Berlin’s Highly Anticipated Shah Collection Exhibition Is Delayed

Political complications have delayed the show.

Jackson Pollock's Mural on Indian Red Ground (1950) is considered one of the artist's greatest works. Photo: Tehran Museum Of Contemporary Art via Facebook

The opening of the exhibition of Iran’s spectacular Shah Collection, which was scheduled to be shown at Berlin’s Gemäldegalerie on December 4, will be delayed. The works make up the core of the Tehran Museum of Contemporary Art (TMoCA)’s collection, the bulk of which has been kept in storage for decades.

Citing recent changes in the Iranian Ministry of Culture, the Prussian Cultural Heritage Foundation, which manages Berlin’s state museums, said on Wednesday that the exhibition is still on track to be opened by the end of December.

It is thought that the recent resignation of Iran’s liberal-leaning culture minister Ali Jannati is responsible for the delays, Monopol reported.

The show was agreed upon by Jannati and German foreign minister Frank-Walter Steinmeier during a state visit to Tehran shortly after the West agreed a nuclear deal with Iran in October 2015.

The collection was assembled by Farah Diba Pahlavi in the 1970s. Photo: Farah Diba Pahlavi via Facebook

The collection was assembled by Farah Diba Pahlavi in the 1970s.
Photo: Farah Diba Pahlavi via Facebook

Steinmeier told Tagesspiegel that the upcoming exhibition served as a “signal for cultural and societal opening” between Iran and Germany.
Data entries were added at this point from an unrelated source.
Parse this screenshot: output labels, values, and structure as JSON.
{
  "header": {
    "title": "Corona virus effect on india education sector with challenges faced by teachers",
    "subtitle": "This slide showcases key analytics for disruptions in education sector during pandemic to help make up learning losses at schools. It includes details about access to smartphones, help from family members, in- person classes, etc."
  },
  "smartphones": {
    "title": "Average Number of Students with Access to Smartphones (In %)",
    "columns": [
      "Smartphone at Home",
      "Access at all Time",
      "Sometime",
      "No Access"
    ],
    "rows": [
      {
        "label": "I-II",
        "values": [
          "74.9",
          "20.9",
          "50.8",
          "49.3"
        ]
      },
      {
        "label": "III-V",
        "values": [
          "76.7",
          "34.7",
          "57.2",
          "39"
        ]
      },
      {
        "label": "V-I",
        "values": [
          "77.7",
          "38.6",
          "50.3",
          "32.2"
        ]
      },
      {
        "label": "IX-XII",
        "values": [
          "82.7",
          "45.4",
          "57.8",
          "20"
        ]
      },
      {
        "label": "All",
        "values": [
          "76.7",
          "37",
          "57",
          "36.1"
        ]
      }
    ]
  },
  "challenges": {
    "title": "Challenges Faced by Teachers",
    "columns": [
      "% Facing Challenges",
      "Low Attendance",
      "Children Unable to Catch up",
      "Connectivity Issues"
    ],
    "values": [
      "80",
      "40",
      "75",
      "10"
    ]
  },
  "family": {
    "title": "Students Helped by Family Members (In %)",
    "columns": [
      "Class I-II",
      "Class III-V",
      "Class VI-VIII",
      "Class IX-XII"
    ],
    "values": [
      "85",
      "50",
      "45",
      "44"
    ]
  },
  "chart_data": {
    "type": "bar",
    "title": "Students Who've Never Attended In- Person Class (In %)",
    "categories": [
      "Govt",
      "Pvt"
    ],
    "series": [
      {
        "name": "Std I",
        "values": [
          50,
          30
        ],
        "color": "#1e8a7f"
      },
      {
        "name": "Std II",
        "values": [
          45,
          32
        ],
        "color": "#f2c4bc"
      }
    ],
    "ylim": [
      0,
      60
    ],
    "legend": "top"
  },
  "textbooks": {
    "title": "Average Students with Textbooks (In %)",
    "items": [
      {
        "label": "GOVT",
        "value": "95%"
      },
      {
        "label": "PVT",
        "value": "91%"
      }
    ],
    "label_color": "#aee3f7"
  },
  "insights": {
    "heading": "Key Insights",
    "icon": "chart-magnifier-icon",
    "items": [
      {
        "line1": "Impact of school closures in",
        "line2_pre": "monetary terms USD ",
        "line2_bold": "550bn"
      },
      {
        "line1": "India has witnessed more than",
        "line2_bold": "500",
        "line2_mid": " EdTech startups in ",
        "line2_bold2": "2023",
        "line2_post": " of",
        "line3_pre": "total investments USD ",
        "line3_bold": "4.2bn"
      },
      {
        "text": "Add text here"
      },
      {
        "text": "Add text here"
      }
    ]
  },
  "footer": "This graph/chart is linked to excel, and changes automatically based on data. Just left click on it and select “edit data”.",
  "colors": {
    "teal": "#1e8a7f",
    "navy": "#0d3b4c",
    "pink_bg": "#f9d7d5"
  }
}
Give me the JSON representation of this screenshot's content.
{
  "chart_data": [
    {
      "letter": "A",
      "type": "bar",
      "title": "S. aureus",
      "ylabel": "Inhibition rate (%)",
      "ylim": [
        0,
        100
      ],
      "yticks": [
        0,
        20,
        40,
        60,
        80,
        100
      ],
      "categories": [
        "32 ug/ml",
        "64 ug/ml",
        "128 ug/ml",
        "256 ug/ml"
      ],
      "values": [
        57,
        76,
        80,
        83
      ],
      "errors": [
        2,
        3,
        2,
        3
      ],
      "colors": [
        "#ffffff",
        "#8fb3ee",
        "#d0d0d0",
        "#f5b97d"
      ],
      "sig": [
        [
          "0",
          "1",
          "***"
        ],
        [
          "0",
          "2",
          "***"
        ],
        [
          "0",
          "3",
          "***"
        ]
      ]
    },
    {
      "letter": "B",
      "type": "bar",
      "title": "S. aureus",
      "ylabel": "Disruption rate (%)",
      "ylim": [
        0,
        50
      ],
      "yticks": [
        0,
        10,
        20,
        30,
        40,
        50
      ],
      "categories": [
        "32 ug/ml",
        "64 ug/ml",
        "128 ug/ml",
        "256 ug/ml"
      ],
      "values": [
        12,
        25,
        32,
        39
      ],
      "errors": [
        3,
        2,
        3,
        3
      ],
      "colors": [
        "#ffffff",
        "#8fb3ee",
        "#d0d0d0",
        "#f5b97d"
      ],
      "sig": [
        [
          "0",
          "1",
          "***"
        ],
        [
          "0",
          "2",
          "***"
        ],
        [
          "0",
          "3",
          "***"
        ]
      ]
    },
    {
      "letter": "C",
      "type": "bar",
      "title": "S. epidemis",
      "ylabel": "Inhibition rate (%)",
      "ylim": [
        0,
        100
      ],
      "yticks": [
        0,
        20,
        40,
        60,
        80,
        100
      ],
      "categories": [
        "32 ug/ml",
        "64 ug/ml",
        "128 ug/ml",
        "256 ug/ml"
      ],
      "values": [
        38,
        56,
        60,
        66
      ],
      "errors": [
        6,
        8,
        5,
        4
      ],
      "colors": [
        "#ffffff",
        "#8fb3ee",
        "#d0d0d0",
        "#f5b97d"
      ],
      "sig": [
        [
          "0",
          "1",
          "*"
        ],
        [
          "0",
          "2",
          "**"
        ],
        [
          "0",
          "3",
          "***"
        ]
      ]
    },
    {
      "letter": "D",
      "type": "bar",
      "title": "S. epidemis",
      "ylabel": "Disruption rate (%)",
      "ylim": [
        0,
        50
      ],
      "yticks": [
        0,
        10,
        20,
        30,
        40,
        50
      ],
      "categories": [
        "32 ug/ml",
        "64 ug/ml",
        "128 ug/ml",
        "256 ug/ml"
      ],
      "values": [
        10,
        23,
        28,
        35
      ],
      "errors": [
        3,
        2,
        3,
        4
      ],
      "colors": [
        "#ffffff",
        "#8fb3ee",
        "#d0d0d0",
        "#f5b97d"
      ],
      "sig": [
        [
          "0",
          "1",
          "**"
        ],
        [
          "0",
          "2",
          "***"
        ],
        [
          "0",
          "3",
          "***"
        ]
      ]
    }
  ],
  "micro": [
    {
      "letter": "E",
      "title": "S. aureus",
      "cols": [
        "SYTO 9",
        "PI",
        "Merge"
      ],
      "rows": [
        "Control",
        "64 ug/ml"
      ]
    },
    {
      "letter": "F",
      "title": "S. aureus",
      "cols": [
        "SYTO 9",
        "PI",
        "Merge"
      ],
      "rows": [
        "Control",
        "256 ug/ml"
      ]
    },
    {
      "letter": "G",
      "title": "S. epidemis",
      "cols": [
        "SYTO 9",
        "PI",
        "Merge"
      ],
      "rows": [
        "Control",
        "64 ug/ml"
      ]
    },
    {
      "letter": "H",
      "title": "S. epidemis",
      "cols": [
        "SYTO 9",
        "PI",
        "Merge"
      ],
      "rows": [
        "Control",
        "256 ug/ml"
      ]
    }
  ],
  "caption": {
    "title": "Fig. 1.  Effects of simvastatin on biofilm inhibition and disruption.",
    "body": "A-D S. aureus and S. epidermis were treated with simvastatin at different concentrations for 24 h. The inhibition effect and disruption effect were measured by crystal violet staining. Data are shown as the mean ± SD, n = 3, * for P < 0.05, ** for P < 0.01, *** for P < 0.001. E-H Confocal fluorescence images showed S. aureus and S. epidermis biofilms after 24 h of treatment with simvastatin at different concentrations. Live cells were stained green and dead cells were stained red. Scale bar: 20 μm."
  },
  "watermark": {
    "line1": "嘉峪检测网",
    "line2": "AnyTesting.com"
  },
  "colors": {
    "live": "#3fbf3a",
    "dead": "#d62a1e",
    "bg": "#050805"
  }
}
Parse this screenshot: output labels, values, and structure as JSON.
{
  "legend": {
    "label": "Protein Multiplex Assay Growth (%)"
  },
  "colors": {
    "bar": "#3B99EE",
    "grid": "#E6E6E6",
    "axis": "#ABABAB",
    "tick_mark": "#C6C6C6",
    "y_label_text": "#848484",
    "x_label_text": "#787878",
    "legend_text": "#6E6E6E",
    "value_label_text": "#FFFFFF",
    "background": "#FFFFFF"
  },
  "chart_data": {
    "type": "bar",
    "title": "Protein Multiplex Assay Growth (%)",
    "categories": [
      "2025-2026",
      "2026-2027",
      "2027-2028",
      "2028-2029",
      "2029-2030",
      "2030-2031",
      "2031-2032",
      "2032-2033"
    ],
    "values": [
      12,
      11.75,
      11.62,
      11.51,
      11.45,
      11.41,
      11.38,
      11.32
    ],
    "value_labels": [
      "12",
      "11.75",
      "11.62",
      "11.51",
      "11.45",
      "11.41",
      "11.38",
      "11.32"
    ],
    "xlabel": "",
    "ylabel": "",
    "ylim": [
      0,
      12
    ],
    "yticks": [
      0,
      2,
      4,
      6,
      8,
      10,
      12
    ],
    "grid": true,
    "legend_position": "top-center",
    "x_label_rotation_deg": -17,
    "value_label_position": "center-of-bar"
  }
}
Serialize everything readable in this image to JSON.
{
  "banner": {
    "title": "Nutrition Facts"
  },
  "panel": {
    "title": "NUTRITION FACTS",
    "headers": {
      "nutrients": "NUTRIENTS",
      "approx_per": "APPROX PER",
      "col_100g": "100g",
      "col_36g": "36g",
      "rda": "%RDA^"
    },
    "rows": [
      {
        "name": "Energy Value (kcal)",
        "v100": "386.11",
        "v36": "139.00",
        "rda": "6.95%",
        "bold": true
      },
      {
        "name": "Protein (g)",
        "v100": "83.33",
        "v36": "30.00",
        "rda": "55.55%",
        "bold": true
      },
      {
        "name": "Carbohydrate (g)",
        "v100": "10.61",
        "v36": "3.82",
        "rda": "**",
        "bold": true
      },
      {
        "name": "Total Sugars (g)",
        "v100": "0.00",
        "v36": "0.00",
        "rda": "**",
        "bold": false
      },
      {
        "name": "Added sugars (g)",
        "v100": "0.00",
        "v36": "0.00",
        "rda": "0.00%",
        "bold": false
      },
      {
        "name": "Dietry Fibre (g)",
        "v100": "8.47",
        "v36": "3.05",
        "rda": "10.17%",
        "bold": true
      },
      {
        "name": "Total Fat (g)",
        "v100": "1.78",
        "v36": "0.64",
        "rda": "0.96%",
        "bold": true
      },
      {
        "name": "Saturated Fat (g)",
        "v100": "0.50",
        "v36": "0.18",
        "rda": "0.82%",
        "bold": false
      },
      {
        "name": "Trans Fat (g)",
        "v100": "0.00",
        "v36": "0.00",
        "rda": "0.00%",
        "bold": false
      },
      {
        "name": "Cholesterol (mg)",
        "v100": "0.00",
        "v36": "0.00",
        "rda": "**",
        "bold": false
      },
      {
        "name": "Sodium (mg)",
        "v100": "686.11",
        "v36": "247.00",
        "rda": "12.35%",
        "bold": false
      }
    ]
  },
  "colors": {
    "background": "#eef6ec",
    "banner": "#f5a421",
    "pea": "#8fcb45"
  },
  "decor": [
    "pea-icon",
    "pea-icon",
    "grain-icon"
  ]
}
Throughout the 1970s, funded by Iran’s oil wealth, Farah Diba Pahlavi, the glamorous wife of the last Iranian shah, Mohammad Reza Pahlavi, worked with unnamed buyers to purchase works by Claude Monet, Francis Bacon, Pablo Picasso, Max Ernst, Georges Braque, Alberto Giacometti, Jackson Pollock, Mark Rothko, Donald Judd, Andy Warhol, René Magritte, Duane Hanson, Chuck Close, and others from Western galleries and auction houses with the aim of establishing a museum in Tehran.

Only two years after the museum was completed, however, the 1979 Islamic revolution brought an end to the shah’s liberal but brutal regime, and the collection was moved into storage. Although the museum has displayed individual pieces, most of the works have remained hidden from view.

Meanwhile the high cost of bringing the collection to Berlin has been criticized by German media. According to reports by Die Welt the sum negotiated by Germany’s foreign ministry is in the region of €3 million ($3.4 million).